Some tricks that can be used to identify items in a large codebase that actually do nothing is to use a code documentation tool like doxygen with options to display the call graph and caller graph and look for all the items that have either no calls, (not the actual test is commented out), or no callers, (the call to the test is commented out), looking at the .dot files with a script can do this - this will at least find those tests that are removed or have all the content commented out and some disabled with compiler switches.
The next trick is to use a code coverage tool, like gcov, on the actual tests - build with it specified - run all the tests - then parse the coverage file for lines or clusters of lines with 0 execution counts.

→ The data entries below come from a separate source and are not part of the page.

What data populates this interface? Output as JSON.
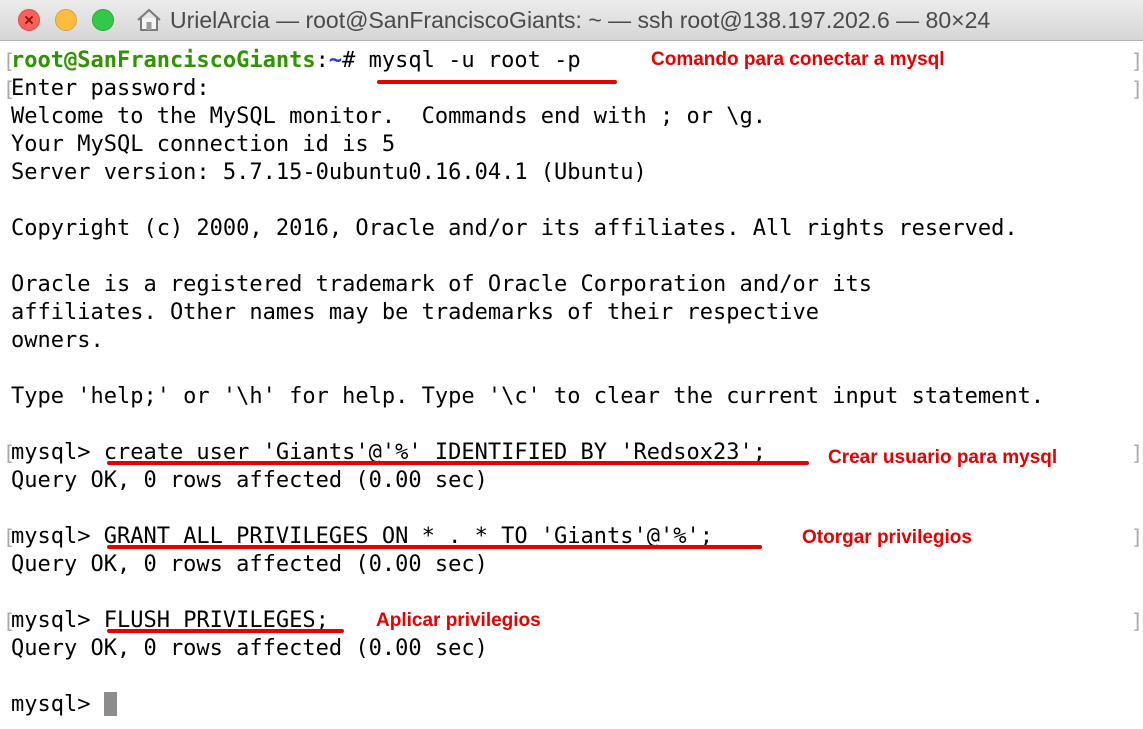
{
  "window": {
    "title": "UrielArcia — root@SanFranciscoGiants: ~ — ssh root@138.197.202.6 — 80×24"
  },
  "terminal": {
    "prompt_user": "root@SanFranciscoGiants",
    "prompt_sep": ":",
    "prompt_path": "~",
    "prompt_hash": "# ",
    "command_1": "mysql -u root -p",
    "lines": {
      "l2": "Enter password:",
      "l3": "Welcome to the MySQL monitor.  Commands end with ; or \\g.",
      "l4": "Your MySQL connection id is 5",
      "l5": "Server version: 5.7.15-0ubuntu0.16.04.1 (Ubuntu)",
      "l7": "Copyright (c) 2000, 2016, Oracle and/or its affiliates. All rights reserved.",
      "l9": "Oracle is a registered trademark of Oracle Corporation and/or its",
      "l10": "affiliates. Other names may be trademarks of their respective",
      "l11": "owners.",
      "l13": "Type 'help;' or '\\h' for help. Type '\\c' to clear the current input statement."
    },
    "mysql_prompt": "mysql> ",
    "cmd_create": "create user 'Giants'@'%' IDENTIFIED BY 'Redsox23';",
    "cmd_grant": "GRANT ALL PRIVILEGES ON * . * TO 'Giants'@'%';",
    "cmd_flush": "FLUSH PRIVILEGES;",
    "query_ok": "Query OK, 0 rows affected (0.00 sec)"
  },
  "annotations": {
    "connect": "Comando para conectar a mysql",
    "create": "Crear usuario para mysql",
    "grant": "Otorgar privilegios",
    "flush": "Aplicar privilegios"
  },
  "colors": {
    "annotation_red": "#e60000",
    "prompt_green": "#2f9400",
    "prompt_blue": "#1c3fc8"
  }
}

This will identify those tests that, for one reason or another, do little or nothing, (conditional compiler flags, early
The 3rd is to look at the test assessment code to determine all the ignore mechanisms, (be careful sometimes there are several), such as ignore flags, result contribution of 0, etc. and search for instances of them.
Possibly the easiest is to come up with an estimate of the number of test results that you expect and comparing it to the number that you get.
The other thing to look out for is retries - in most cases a test should simply fail or pass or if run multiple times each run should contribute to the result - code that, under tests, has to be given several chances to pass might, in the field, either never work, sometimes work, or sometimes take a long time to work - these are a nightmare to find later.
There are some static analyzers that can spot unreachable code but most of the good ones that I have come across are expensive and tend to only be used in the safety critical field.